In my opinion,when Pi is in its remainder section,it cannot participate in the decision on whether Pj can enter the critical section.Then it is bound to the requirement.
Or my understanding of progress requirement is totally wrong.So because if Pi retired from the remainder section,It could not get into the cirtical section immediate,this alg violate the rule.
Question2,
If turn == 0 and P1 is ready to enter
itscritical section,P1 cannot do
so,even thought P0 may be in its
remainder section
Whats the meaning of this statement?As far as I could think,I could not understand why turn == 0 and p0 be in its remainder section could be exist concurrently...

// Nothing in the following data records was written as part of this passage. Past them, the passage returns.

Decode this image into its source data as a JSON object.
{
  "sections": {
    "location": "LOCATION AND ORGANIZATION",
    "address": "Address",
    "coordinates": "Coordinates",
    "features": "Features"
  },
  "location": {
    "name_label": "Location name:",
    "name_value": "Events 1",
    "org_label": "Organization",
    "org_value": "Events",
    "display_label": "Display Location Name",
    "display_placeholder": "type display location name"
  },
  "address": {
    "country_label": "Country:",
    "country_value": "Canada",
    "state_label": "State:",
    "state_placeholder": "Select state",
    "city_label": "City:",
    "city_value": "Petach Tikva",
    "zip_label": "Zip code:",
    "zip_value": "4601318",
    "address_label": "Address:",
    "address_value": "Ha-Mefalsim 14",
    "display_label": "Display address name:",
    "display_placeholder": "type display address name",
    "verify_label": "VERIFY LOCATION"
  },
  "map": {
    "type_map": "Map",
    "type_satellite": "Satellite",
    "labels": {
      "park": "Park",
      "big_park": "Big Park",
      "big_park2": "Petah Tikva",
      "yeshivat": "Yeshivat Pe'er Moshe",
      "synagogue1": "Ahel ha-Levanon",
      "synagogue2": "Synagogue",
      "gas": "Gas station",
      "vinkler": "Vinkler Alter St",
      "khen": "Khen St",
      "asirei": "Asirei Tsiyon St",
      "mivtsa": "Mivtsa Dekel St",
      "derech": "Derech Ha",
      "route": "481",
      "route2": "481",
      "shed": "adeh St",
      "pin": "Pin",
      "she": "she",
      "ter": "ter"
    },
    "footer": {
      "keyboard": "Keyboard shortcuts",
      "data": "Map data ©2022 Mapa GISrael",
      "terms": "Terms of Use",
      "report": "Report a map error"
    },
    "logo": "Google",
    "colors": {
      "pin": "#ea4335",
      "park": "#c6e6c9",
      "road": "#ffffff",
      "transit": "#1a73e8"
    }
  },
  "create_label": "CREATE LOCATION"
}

So is this statement wrong?
Suppose that turn = 0 initially. P0 does its critical section and sets turn = 1. Now, P1 must execute its critical section before P0 may execute its one again. But just because both threads have a critical section doesn't mean that they're going to want to alternate their use of it in this way — in fact, P1 may never take its turn. (And in the general case, you can't determine this at compile time.)
So basically the problem is that the threads are forced to alternate their turns, even if one of them actually doesn't want to enter its critical section for an indefinitely long time.
By the way, your answer to Question 1 is correct. The algorithm doesn't fail the Progress condition, it fails the Bounded Waiting condition.